Intercepting the Network Update Operation

We want to intercept the operation of the class ApplicationLayerRequestData between the following two method calls:


When we've acquired our data, we want to be able to see it prior to using it to update the network. Part of the collectNetworkData() method writes the required data to a file called networkData.txt. In an operational scheme, this data might be stored in a database table or in an internal data structure. Whatever the location, we want to be able to look at this data!

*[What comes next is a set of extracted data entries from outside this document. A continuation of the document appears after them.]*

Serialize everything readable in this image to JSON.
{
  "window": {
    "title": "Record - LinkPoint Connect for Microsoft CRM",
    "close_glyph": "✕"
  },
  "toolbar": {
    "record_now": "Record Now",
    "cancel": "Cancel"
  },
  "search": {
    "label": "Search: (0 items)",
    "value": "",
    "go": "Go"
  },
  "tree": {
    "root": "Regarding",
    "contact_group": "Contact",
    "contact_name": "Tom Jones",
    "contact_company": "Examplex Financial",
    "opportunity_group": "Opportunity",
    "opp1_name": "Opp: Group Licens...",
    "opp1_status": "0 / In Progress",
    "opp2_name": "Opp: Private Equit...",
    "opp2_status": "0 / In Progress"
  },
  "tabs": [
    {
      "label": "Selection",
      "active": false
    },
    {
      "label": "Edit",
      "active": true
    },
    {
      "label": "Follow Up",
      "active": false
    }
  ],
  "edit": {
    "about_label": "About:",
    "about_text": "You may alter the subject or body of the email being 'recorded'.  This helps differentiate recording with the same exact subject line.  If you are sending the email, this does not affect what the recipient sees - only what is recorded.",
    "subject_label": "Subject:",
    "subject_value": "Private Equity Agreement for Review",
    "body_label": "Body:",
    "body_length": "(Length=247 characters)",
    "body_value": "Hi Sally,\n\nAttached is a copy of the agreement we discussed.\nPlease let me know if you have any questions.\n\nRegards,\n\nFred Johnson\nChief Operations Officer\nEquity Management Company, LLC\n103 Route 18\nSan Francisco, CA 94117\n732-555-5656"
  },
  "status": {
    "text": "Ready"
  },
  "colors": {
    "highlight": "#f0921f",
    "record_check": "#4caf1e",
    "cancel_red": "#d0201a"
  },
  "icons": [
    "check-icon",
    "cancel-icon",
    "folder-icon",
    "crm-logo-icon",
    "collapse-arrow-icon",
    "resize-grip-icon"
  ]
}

The method collectNetworkData contains code that captures the data to file as follows:

try {
BufferedWriter out = new BufferedWriter(new FileWriter("networkData.txt"));
out.write(vbList.varBindListToString(), 0, vbList.varBindListToString().length());
} catch (IOException e)

We want to see the contents of the file networkData.txt prior to calling the method ApplicationLayerRequestData.writeData(). This can be achieved elegantly by creating an AOP aspect class called MyAspect.java. This class contains a method called beforeNetworkUpdate() that gets called prior to the update method as required:

public class MyAspect {
public void beforeNetworkUpdate(JoinPoint joinPoint) {
System.out.println("Before Network Update - fasten your seatbelt!");

To orchestrate the interception of ApplicationLayerRequestData.readData(), we employ an XML file called aop.xml:

<system id="AspectWerkzExample">
    <aspect class="MyAspect">
        <pointcut name="greetMethod" expression="execution(* ApplicationLayerRequestData.writeData(..))"/>
        <advice name="beforeNetworkUpdate" type="before" bind-to="greetMethod"/>
        <advice name="afterNetworkUpdate" type="after" bind-to="greetMethod"/>

In aop.xml, I've defined a pointcut called greetMethod that is used to intercept the ApplicationLayerRequestData.writeData() method. The pointcut includes two advice items that correspond to two methods in the MyAspect class: beforeNetworkUpdate() and afterNetworkUpdate().

Don't worry if this seems very complicated; we just want to break into the execution of the readData() method.

Building and Running the Code

The following commands are used to compile the Java files and execute the program. The program parameters are shown as myPCIPAddress and 161. You need to replace the first of these with an IP address or DNS name that matches your own network setup. You'll also need copies of Java DMK and AspectWerkz. (See the "Resources" section at the end of this article for links.)

javac RFC1213_MIBOidTable.java
javac RequestNetworkData.java
javac ApplicationLayerRequestData.java
javac MyAspect.java

aspectwerkz -Daspectwerkz.definition.file=aop.xml ApplicationLayerRequestData myPCIPAddress 161

Running the program on my PC results in the following data:

AspectWerkz - INFO - Pre-processor org.codehaus.aspectwerkz.transform.AspectWerkzPreProcessor loaded and initialized
SyncManager::dispatchRequest: Sending getRequest to SNMP agent on myLaptopPC at port 161

[Object ID : (Syntax : String)
Value : Hardware: x86 Family 6 Model 6 Stepping 10 AT/AT COMPATIBLE - Software: Windows NT Version 4.0
Object ID : (Syntax : Integer32)
Value : 1, Object ID : (Syntax : Counter32)
Value : 653, Object ID : (Syntax : Gauge32)
Value : 10000000]
Hello World from ApplicationLayerRequestData.readData()!

Before Network Update - fasten your seatbelt!  (********----- INTERCEPTION
Object ID : (Syntax : String)
Value : Hardware: x86 Family 6 Model 6 Stepping 10 AT/AT COMPATIBLE - Software: Windows NT Version 4.0
Object ID : (Syntax : Integer32)
Value : 1
Object ID : (Syntax : Counter32)
Value : 653
Object ID : (Syntax : Gauge32)
Value : 10000000

Hello World from ApplicationLayerRequestData.writeData()!
After Network Update - we've crossed the Rubicon

The line marked INTERCEPTION indicates the point at which we've intercepted the program. At this point, we echo the configuration data as required. To achieve this goal, we would have to drop in the MyAspect class file and the aop.xml file. Then the target class must be executed again.

The use of AOP has enabled us to extract data from legacy code and even to modify its operation. This is what I mean by software plasticity.